“Incline your ear and come to Me. Listen, that you may live; and I will make an everlasting covenant with you, according to the faithful mercies shown to David. Behold, I have made him a witness to the peoples, a leader and commander for the peoples” (Isa 55:3-4).
The importance of these verses in the book of Isaiah can hardly be overstated. Chapter 55 is the closing chapter in Isaiah’s “New Exodus,” which is the second of three major divisions in the book (Isaiah 40–55). It simply cannot be a coincidence, therefore, that the only mention of David and the Davidic Covenant in Isaiah’s New Exodus appears in this chapter, which serves as one of the literary “seams” of the book—i.e., texts that serve to bind the macro-sections of the book together.
…Isaiah 55 functions as the big reveal. It is here in the book that Isaiah explicitly identifies the Servant of the LORD, who died for the sins of God’s people, as the one through whom God will fulfill His covenantal promises to King David.

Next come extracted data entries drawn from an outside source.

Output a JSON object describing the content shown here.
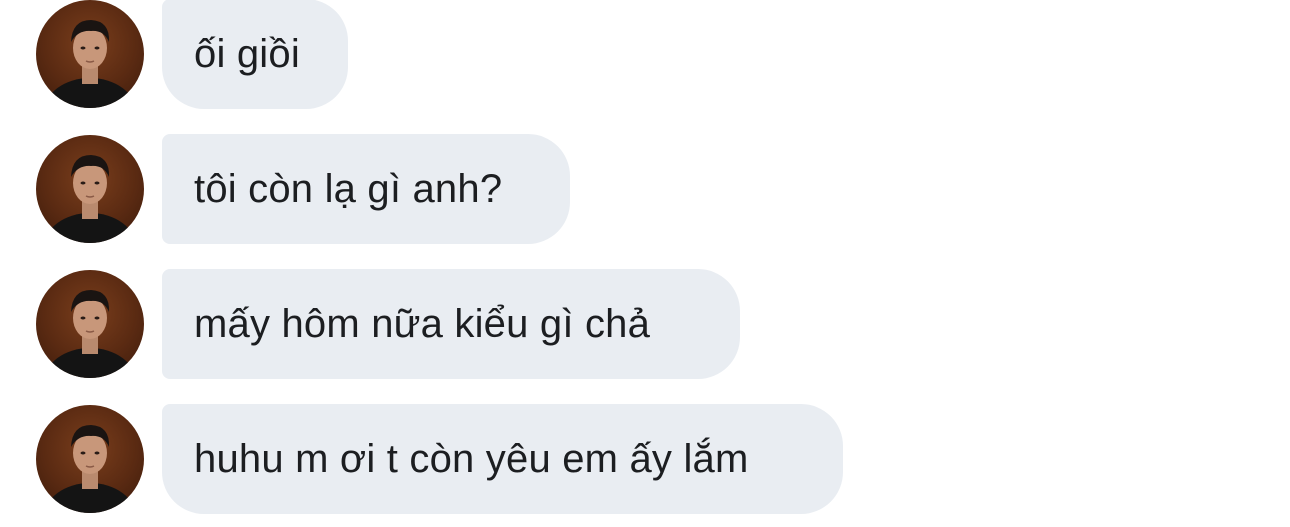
{
  "chat": {
    "messages": [
      {
        "text": "ối giồi",
        "avatar_icon": "profile-photo"
      },
      {
        "text": "tôi còn lạ gì anh?",
        "avatar_icon": "profile-photo"
      },
      {
        "text": "mấy hôm nữa kiểu gì chả",
        "avatar_icon": "profile-photo"
      },
      {
        "text": "huhu m ơi t còn yêu em ấy lắm",
        "avatar_icon": "profile-photo"
      }
    ],
    "colors": {
      "bubble_bg": "#e9edf2",
      "text": "#1c1e21",
      "avatar_bg": "#5a2a12"
    }
  }
}
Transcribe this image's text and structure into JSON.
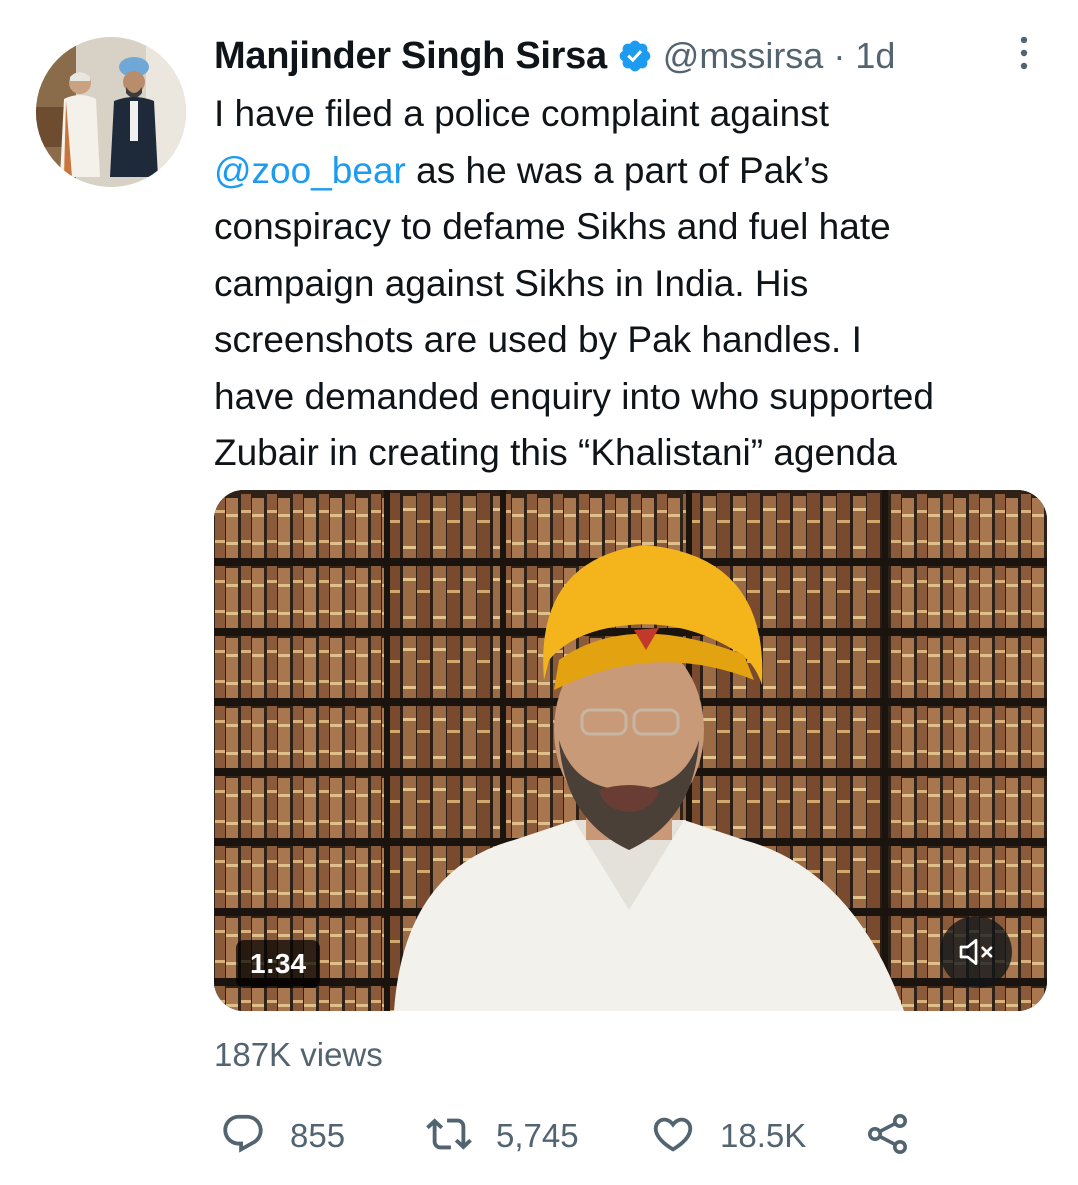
{
  "author": {
    "display_name": "Manjinder Singh Sirsa",
    "handle": "@mssirsa",
    "separator": "·",
    "time": "1d",
    "verified_color": "#1d9bf0"
  },
  "tweet": {
    "lines": [
      {
        "text": "I have filed a police complaint against"
      },
      {
        "mention": "@zoo_bear",
        "text": " as he was a part of Pak’s"
      },
      {
        "text": "conspiracy to defame Sikhs and fuel hate"
      },
      {
        "text": "campaign against Sikhs in India. His"
      },
      {
        "text": "screenshots are used by Pak handles. I"
      },
      {
        "text": "have demanded enquiry into who supported"
      },
      {
        "text": "Zubair in creating this “Khalistani” agenda"
      }
    ],
    "mention_color": "#1d9bf0"
  },
  "media": {
    "duration": "1:34",
    "mute_icon": "volume-muted-icon"
  },
  "stats": {
    "views": "187K views"
  },
  "actions": {
    "reply_count": "855",
    "retweet_count": "5,745",
    "like_count": "18.5K",
    "icons": [
      "reply-icon",
      "retweet-icon",
      "like-icon",
      "share-icon"
    ]
  },
  "colors": {
    "text": "#0f1419",
    "secondary": "#536471",
    "accent": "#1d9bf0"
  }
}
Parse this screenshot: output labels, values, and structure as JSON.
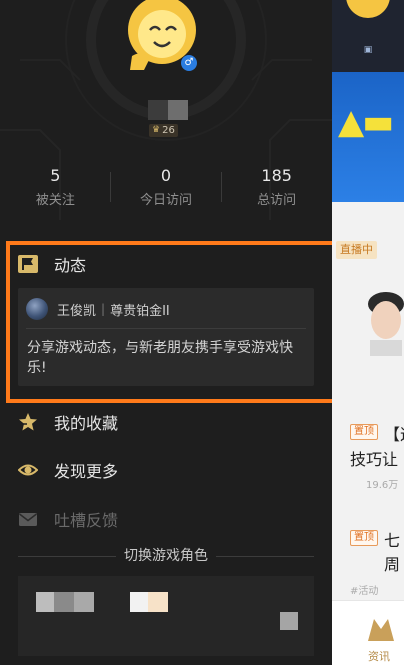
{
  "profile": {
    "gender_symbol": "♂",
    "level": "26"
  },
  "stats": [
    {
      "value": "5",
      "label": "被关注"
    },
    {
      "value": "0",
      "label": "今日访问"
    },
    {
      "value": "185",
      "label": "总访问"
    }
  ],
  "dynamics": {
    "title": "动态",
    "user_name": "王俊凯",
    "separator": "|",
    "rank": "尊贵铂金II",
    "message": "分享游戏动态，与新老朋友携手享受游戏快乐!"
  },
  "menu": [
    {
      "label": "我的收藏",
      "icon": "star-icon"
    },
    {
      "label": "发现更多",
      "icon": "eye-icon"
    },
    {
      "label": "吐槽反馈",
      "icon": "mail-icon",
      "disabled": true
    }
  ],
  "switch_role": {
    "label": "切换游戏角色"
  },
  "background_page": {
    "live_tag": "直播中",
    "items": [
      {
        "tag": "置顶",
        "title": "【这",
        "title2": "技巧让",
        "meta": "19.6万"
      },
      {
        "tag": "置顶",
        "title": "七周"
      }
    ],
    "hashtag": "#活动",
    "bottom_tab": "资讯"
  },
  "colors": {
    "drawer_bg": "#1e1e1e",
    "highlight": "#ff7a1a",
    "accent_gold": "#d8b96a"
  }
}
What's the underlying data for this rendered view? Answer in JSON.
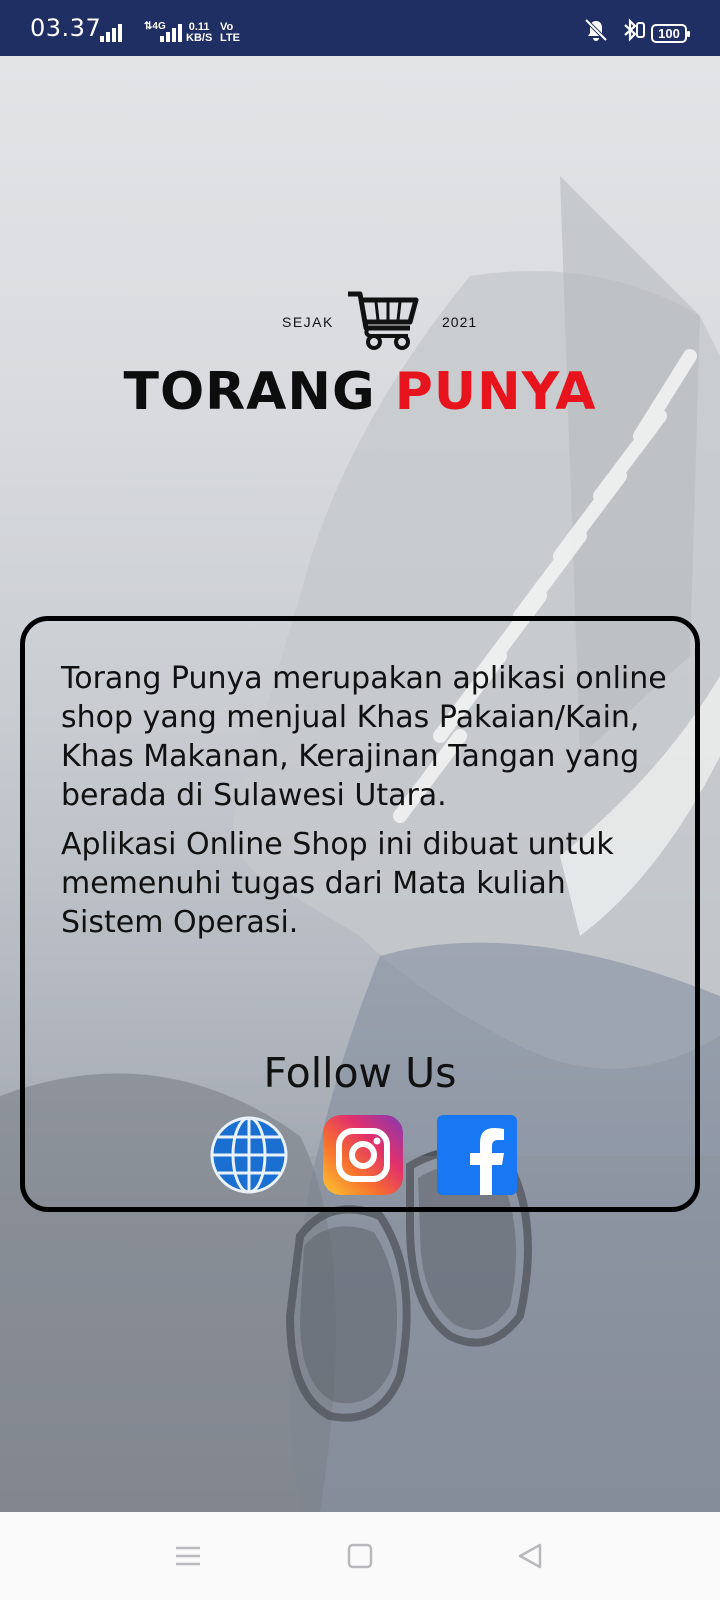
{
  "status_bar": {
    "time": "03.37",
    "network": "4G",
    "speed_value": "0.11",
    "speed_unit": "KB/S",
    "volte_top": "Vo",
    "volte_bottom": "LTE",
    "battery": "100"
  },
  "logo": {
    "since_label": "SEJAK",
    "year": "2021",
    "title_part1": "TORANG",
    "title_part2": "PUNYA",
    "icon": "shopping-cart-icon"
  },
  "about": {
    "paragraph1": "Torang Punya merupakan aplikasi online shop yang menjual Khas Pakaian/Kain, Khas Makanan, Kerajinan Tangan yang berada di Sulawesi Utara.",
    "paragraph2": "Aplikasi Online Shop ini dibuat untuk memenuhi tugas dari Mata kuliah Sistem Operasi."
  },
  "follow": {
    "heading": "Follow Us",
    "links": [
      {
        "icon": "globe-icon"
      },
      {
        "icon": "instagram-icon"
      },
      {
        "icon": "facebook-icon"
      }
    ]
  },
  "nav_bar": {
    "buttons": [
      {
        "icon": "menu-icon"
      },
      {
        "icon": "home-square-icon"
      },
      {
        "icon": "back-triangle-icon"
      }
    ]
  },
  "colors": {
    "status_bar_bg": "#1f2e63",
    "brand_red": "#e8141d",
    "brand_black": "#0d0d0d",
    "facebook_blue": "#1877f2",
    "globe_blue": "#1a6fd1"
  }
}
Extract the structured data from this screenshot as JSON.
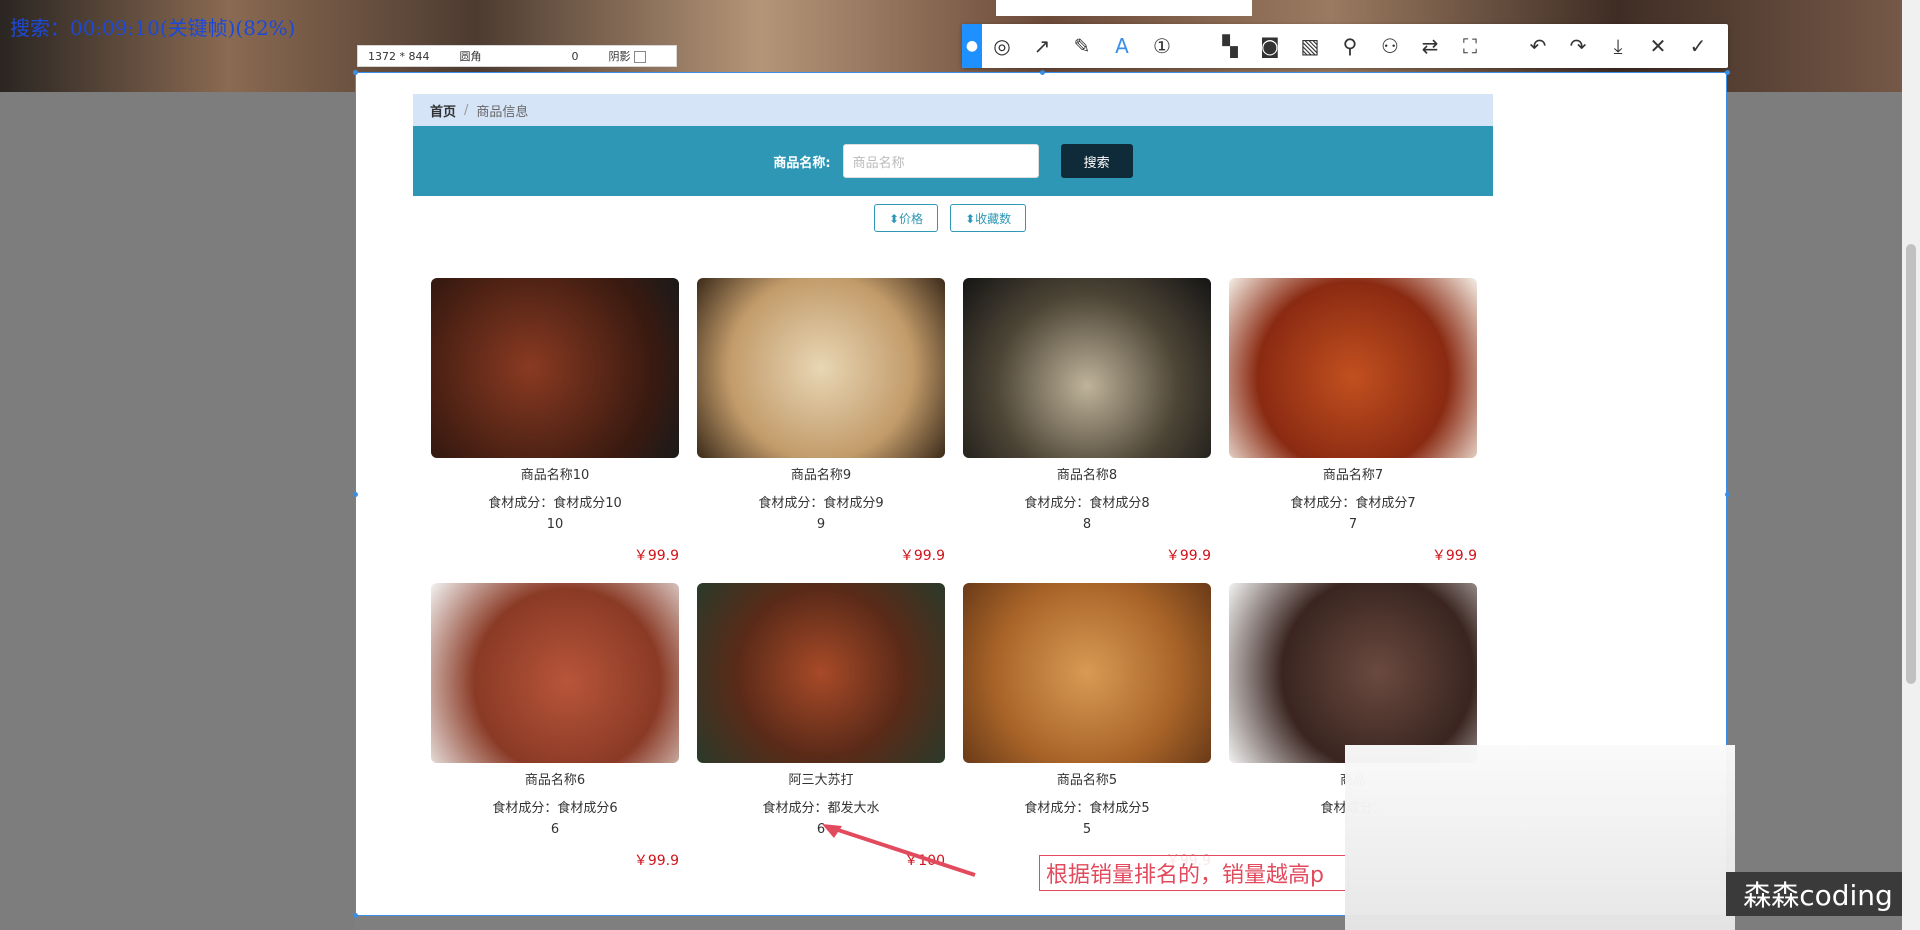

Contextually, the individual who is a “witness to the peoples” and “a leader and commander for the peoples” (Isa 55:4) must be the Spirit-filled Servant of the LORD, whom God has “appointed as a covenant to the people” and a “light to the nations” (Isa 42:1, 6; 49:6, 8). This means that Isaiah 55 functions as the big reveal. It is here in the book that Isaiah explicitly identifies the Servant of the LORD, who died for the sins of God’s people (Isaiah 53), as the one through whom God will fulfill His covenantal promises to King David (Isa 55:3; see Psa 89:24–29).
To be clear, Isaiah is saying that the same Servant of the LORD who was put to death in Isaiah 53 must, in light of God’s covenantal promises, rise again to rule forever from David’s throne (see Isa 9:7).
It is little wonder, therefore, that the Apostle Paul cites Isaiah 55:3 in his proclamation to the people of Israel that Yeshua’s death on the cross and resurrection prove that He is our promised Messiah!